Vought has repeatedly refused to spend appropriated funds for the purposes Congress had designated and questioned the constitutionality of the 1974 Budget and Impoundment Control Act, enacted by Congress in the post-Watergate era to reassert congressional authority on spending and to combat a rise in the use of impoundment of congressionally appropriated funds by presidents to unilaterally override appropriations laws.

In the NSRP section of the minibus, there is a bipartisan agreement among appropriators to establish some guardrails to prevent the State Department from ignoring congressional directives and intent, including:

  • Enhanced congressional notifications;
  • Adherence to funding tables contained in the joint explanatory statement at not less than the amounts designated;
  • Delivery of reports required by previous appropriations bills and posting the reports publicly;
  • Submission of a “spend plan” for foreign assistance;
  • Preparation of a report on previously obligated funds that have not expired or been cancelled, but which have been terminated;
  • Requirement for a pre-obligation report; and
  • Report on the global health compacts and bilateral agreements negotiated in support of the administration’s “America First Global Health Strategy,” which included no mention of FP/RH programs as a component, and requirement to submit any new bilateral global health agreements to relevant congressional committees within 15 days of signature.

Whether OMB Director Vought will cease his lawless behavior in withholding taxpayer dollars for the purposes for which Congress appropriated the money—absent the intervention of the federal courts, all the way up to the Supreme Court—seems dubious, but congressional appropriators have tried to slow down his subversion of the separation of powers and the rule of law.

What’s Next

One might ask oneself, why is it important that Congress passed and the president signed an NSRP bill as part of the minibus?
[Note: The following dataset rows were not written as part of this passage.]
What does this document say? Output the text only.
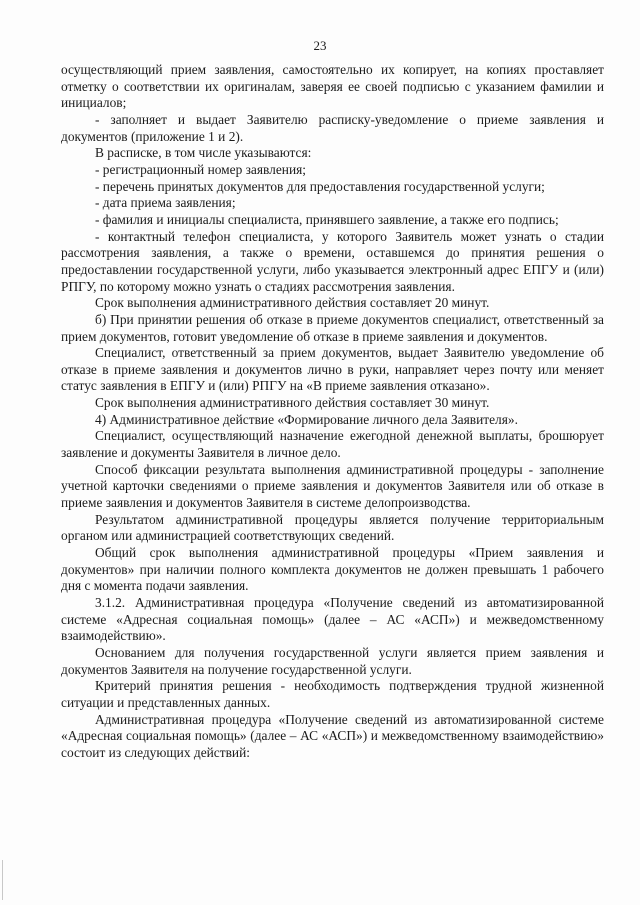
23

осуществляющий прием заявления, самостоятельно их копирует, на копиях проставляет отметку о соответствии их оригиналам, заверяя ее своей подписью с указанием фамилии и инициалов;

- заполняет и выдает Заявителю расписку-уведомление о приеме заявления и документов (приложение 1 и 2).

В расписке, в том числе указываются:

- регистрационный номер заявления;

- перечень принятых документов для предоставления государственной услуги;

- дата приема заявления;

- фамилия и инициалы специалиста, принявшего заявление, а также его подпись;

- контактный телефон специалиста, у которого Заявитель может узнать о стадии рассмотрения заявления, а также о времени, оставшемся до принятия решения о предоставлении государственной услуги, либо указывается электронный адрес ЕПГУ и (или) РПГУ, по которому можно узнать о стадиях рассмотрения заявления.

Срок выполнения административного действия составляет 20 минут.

б) При принятии решения об отказе в приеме документов специалист, ответственный за прием документов, готовит уведомление об отказе в приеме заявления и документов.

Специалист, ответственный за прием документов, выдает Заявителю уведомление об отказе в приеме заявления и документов лично в руки, направляет через почту или меняет статус заявления в ЕПГУ и (или) РПГУ на «В приеме заявления отказано».

Срок выполнения административного действия составляет 30 минут.

4) Административное действие «Формирование личного дела Заявителя».

Специалист, осуществляющий назначение ежегодной денежной выплаты, брошюрует заявление и документы Заявителя в личное дело.

Способ фиксации результата выполнения административной процедуры - заполнение учетной карточки сведениями о приеме заявления и документов Заявителя или об отказе в приеме заявления и документов Заявителя в системе делопроизводства.

Результатом административной процедуры является получение территориальным органом или администрацией соответствующих сведений.

Общий срок выполнения административной процедуры «Прием заявления и документов» при наличии полного комплекта документов не должен превышать 1 рабочего дня с момента подачи заявления.

3.1.2. Административная процедура «Получение сведений из автоматизированной системе «Адресная социальная помощь» (далее – АС «АСП») и межведомственному взаимодействию».

Основанием для получения государственной услуги является прием заявления и документов Заявителя на получение государственной услуги.

Критерий принятия решения - необходимость подтверждения трудной жизненной ситуации и представленных данных.

Административная процедура «Получение сведений из автоматизированной системе «Адресная социальная помощь» (далее – АС «АСП») и межведомственному взаимодействию» состоит из следующих действий:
Most significantly, Congress has put its imprimatur on specific, revised foreign assistance line-item appropriations rather than defaulting to a continuing resolution with two-year old funding levels and without any recognition of the completely altered landscape for foreign aid.

Throughout this year’s appropriations process, SRHR advocates have prioritized the necessity of preserving the statutory earmark of funds for bilateral and multilateral FP/RH programs. But the Trump administration has made it abundantly clear in a myriad of ways that it has little to no interest in spending those earmarked funds and no existing capacity to spend them even if it wanted to, after dismantling USAID and unceremoniously firing the more than 125 USAID technical staff that had a role in designing and managing the international FP/RH program until their dismissal.

The task now is to bolster Congress in compelling the Trump administration to respect its appropriations directives and create the bureaucratic mechanisms and structures that will enable it to spend the funds for their intended purposes. To be clear, this is not a problem unique to international FP/RH or even foreign aid, but is rampant government-wide. But for SRHR advocates, it’s the 600-million-dollar question of the moment.